For years whenever someone would offer me a ride in his golf cart, my answer was that when I reached 92 years and was in lousy shape I might consider a ride.

On June 10th of 1998 I was forced to recognize my mortality. Willis Knox and I had just started our morning round of golf. I had just hit my third shot on the first hole when I was unable to get a breath. I told Willis that I had to quit. I saw him walk down about 150 yards and pick up my ball. I saw him start back.

The next thing I knew I was in Ted Bryan's golf cart. There I was, a lot younger than 92 and riding in a cart. I drifted in and out of consciousness as we made it down off the course and up to the ambulance which was up on the road. Ted was in the foursome following Willis and me. Willie Wall, who was in the foursome behind them had seen what was going on and had returned to the club house to call for the ambulance.

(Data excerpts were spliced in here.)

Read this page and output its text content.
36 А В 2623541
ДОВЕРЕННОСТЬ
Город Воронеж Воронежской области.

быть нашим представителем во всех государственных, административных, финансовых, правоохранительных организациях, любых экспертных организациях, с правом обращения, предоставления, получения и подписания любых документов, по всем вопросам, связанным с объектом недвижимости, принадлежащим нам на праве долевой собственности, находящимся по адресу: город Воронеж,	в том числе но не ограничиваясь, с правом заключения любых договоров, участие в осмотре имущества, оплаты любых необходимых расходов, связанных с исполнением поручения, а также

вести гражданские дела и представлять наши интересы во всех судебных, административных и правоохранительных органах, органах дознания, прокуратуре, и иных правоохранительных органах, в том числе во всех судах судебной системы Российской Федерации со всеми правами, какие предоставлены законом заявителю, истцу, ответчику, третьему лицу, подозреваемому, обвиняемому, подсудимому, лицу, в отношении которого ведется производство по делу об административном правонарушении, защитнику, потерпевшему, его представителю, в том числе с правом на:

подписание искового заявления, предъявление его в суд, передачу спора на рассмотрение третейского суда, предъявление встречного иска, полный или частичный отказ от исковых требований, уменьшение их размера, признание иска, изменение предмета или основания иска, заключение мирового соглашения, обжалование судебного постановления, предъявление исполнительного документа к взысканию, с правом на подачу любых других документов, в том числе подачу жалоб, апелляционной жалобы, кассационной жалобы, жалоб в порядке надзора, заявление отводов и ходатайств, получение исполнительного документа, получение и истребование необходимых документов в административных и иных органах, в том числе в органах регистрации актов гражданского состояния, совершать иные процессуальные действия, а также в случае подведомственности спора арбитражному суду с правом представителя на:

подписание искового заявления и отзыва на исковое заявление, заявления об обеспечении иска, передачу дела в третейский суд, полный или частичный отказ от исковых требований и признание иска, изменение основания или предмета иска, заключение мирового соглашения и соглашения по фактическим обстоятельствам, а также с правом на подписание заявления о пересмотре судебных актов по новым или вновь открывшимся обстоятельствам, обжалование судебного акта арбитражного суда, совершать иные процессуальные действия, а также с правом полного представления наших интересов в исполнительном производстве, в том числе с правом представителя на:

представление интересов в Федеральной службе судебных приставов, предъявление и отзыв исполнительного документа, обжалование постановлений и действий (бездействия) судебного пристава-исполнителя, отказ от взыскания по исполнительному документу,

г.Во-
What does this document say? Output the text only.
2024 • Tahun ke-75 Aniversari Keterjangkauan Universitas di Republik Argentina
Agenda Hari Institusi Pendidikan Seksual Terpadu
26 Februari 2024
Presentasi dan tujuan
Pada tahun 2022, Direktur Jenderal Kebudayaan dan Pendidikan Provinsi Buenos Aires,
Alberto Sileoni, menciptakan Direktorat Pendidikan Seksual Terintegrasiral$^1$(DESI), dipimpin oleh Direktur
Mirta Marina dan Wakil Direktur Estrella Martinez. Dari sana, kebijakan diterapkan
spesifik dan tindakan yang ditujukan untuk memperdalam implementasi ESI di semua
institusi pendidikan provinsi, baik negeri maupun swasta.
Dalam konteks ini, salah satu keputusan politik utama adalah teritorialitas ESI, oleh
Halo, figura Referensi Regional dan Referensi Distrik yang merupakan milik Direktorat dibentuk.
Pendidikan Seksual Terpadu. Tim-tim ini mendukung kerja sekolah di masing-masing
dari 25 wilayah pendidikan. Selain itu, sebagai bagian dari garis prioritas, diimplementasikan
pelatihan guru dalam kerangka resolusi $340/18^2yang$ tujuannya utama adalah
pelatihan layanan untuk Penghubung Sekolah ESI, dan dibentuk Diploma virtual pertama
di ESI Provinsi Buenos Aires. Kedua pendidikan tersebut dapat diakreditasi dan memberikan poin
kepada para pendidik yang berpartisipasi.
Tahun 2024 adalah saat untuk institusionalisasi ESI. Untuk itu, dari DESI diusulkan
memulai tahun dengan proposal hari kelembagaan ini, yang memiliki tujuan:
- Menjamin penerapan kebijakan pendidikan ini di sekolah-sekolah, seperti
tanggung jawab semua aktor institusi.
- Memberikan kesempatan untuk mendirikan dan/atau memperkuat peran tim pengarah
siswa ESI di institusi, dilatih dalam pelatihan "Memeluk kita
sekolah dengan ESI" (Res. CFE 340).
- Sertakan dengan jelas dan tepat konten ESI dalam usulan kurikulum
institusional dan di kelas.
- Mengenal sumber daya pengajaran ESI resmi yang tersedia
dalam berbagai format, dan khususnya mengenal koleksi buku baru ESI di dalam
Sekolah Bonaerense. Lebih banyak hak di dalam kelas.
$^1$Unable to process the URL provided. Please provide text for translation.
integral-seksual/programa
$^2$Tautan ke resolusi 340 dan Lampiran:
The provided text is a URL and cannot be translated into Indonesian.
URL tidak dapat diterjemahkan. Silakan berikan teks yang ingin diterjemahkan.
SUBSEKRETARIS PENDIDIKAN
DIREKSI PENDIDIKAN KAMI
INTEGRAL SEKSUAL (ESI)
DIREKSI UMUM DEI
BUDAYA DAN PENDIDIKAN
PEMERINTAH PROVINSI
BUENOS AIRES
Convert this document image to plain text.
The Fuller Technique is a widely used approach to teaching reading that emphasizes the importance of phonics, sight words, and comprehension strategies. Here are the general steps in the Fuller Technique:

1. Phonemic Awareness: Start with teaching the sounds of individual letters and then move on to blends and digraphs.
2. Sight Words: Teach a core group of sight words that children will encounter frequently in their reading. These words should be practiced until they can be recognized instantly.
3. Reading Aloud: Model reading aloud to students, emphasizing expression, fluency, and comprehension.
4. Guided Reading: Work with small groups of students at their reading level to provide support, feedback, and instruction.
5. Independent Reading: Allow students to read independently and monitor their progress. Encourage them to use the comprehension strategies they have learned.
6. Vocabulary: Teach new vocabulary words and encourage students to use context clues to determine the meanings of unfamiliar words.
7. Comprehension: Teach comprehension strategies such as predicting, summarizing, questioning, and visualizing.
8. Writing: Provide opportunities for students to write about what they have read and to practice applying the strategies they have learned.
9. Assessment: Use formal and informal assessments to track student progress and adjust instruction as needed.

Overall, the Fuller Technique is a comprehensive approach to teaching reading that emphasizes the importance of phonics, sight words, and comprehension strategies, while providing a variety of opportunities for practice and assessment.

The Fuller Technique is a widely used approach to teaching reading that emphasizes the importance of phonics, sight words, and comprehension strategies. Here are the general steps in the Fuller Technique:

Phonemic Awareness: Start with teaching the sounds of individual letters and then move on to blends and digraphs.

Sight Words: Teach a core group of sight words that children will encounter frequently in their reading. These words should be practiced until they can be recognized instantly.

I remember being put on the gurney and entering the ambulance. From then on I drifted in and out of consciousness as we made our way to the hospital.

The next thing I knew I was on a gurney in the emergency room. The doctor was cutting my clothes off me. When it got to my shorts I found that I had disgraced myself. It had been my understanding that this was the last thing a person does when he dies. I asked if I had died. Not quite. At the same time I saw my wonderful friend, Willis, sitting in the corner of the emergency room.

They got me cleaned up and into the critical care room at St. John's. I stayed until some time the next day when I was transferred to intensive care at St. Vincent's Hospital in Portland.

I don't remember a lot about the days there. I was put into my own room the day after arriving there. The one thing I do remember was that they did try to make the meals edible. This is in contrast to most of my hospital experiences.

On about the fourth day of my being there it was decided to put in a pacemaker defilbilizer in my chest.

The only bad thing about this was that I couldn't drive for six months. My doctor wrote on my discharge that I couldn't drive. I lived by his rule for six weeks. In the meantime, I had checked with my insurance company and found that my Oregon doctor was holding me hostage to Oregon law. I made an appointment with a Longview cardiologist and he said to go ahead and drive but just don't drive in Oregon.

During the time I couldn't drive, it was wonderful the number of people who volunteered to give me rides any place I wanted to go. However, it was such an inconvenience having to ask for rides to just go to the store. Lynn and Dick Benson, my sister-in-law and brother-in-law took me all over. They even took me for several weeks to my little church at Cathlamet, Washington, which is 25 miles west of Longview. They had told their Episcopal priest that they would miss their church until I could drive again. Thank God for my Longview cardiologist who made it possible for me to drive myself.

As Arnold Palmer says, "It's a lot better looking down at the grass than looking up at it".